In our study, the odds of having poor sleep quality was 1.8 times higher among the students who were less frequently engaged in exercise (<3 days in a week) compared to those who were doing exercise for ≥3 days/week. The results are in accordance with those of previous studies.14 , 22, 23, 24 Studies have shown that physical activity influences sleep through complex interactions involving physiological and psychological pathways.25 Physical activity benefits sleep regulation by increasing slow-wave sleep in children26 and promotes sleep quality by improving mental well-being.27 We observed in our study that students spending more screen time had poor sleep quality than their counterparts. In an earlier study, Natrajan et al. showed a strong association between poor sleep quality and increased duration of screen time.28 Various studies have shown the detrimental effect of screen time on sleep.14 , 24 , 29 This might be explained by the concept of time displacement30 which means longer screen time consumes time that could have been used for other activities including exercise which may benefit sleep quality.30 Also, arousals induced by the media contents might cause difficulty in falling asleep. Moreover, blue light (short-wavelength enriched light) emitted by electronic devices reduces or delays the melatonin production in the evening thereby decreasing the feelings of sleepiness.

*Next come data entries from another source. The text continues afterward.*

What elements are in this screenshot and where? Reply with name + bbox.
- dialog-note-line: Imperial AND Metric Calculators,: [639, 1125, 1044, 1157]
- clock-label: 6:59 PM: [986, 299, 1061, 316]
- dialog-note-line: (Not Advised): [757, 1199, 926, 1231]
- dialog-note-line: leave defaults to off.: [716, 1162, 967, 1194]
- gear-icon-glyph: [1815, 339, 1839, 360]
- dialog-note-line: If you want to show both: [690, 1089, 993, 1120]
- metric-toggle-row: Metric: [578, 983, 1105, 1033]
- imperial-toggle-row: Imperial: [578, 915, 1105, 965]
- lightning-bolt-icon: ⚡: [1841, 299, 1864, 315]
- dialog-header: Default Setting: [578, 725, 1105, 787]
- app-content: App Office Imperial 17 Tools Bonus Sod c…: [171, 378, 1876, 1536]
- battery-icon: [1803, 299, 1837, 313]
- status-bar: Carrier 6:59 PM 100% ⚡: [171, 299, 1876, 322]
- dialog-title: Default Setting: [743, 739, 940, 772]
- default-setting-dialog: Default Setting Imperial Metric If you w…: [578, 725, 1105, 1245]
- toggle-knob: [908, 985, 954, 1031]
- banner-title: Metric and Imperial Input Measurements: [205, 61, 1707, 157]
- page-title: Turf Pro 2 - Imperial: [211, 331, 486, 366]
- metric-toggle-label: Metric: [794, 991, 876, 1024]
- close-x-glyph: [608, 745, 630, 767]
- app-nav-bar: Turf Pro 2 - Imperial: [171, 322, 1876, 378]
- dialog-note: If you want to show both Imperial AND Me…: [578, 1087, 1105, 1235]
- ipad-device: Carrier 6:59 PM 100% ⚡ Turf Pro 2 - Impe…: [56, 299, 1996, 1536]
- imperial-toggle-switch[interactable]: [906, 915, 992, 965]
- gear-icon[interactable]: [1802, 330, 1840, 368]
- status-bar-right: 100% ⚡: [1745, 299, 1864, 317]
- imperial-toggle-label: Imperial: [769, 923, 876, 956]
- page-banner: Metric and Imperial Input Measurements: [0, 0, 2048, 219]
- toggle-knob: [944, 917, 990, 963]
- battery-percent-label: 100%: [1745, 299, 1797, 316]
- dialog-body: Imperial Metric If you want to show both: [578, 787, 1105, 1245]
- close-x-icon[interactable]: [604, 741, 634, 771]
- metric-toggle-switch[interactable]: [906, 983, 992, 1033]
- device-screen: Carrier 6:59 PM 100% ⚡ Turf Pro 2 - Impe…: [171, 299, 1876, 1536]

In this study, students having anxiety symptoms were more likely to have poor sleep quality than those who did not have anxiety. Similar results have been reported in earlier studies.12 , 31 This underscores the importance of students’ mental health status as it is strongly linked to sleep quality.

Additionally, this study found that being satisfied with self independently decreased the risk of poor sleep quality. Students not being satisfied with themselves had 2.7 times higher odds of poor sleep quality than their counterparts. Ness et al. in their study conducted in university students revealed that better sleep quality was associated with life satisfaction.32 Similarly, in another study, better sleep quality was significantly associated with better satisfaction life, thus the well-being of the students.33

Although, the present study included undergraduate medical students from a single centre, but they represent diverse geographical and sociocultural backgrounds. There are several limitations pertaining to this study that need to be highlighted. First, the causal relationship between poor sleep quality and its associated factors cannot be established due to cross-sectional study design. Second, as the data were based on self-rating measurements, it might introduce recall bias. Third, the findings may not be generalized to other paramedical students as this study focused only on medical students. Finally, differences in sleep quality of the students at different times could not be found as we did not have any baseline data of the students before Covid-19 pandemic.

5. Conclusion

Poor sleep quality was prevalent among undergraduate medical students during their home confinement at the time of Covid-19 pandemic. The risk factors included physical inactivity, more screen time/day, anxiety symptoms, and being dissatisfied with oneself. The findings could be helpful in designing appropriate interventional strategies that aim to improve sleep quality among medical students.

Source of funding

None.

Declaration of competing interest

All the authors hereby declare that they have no conflicts of interest.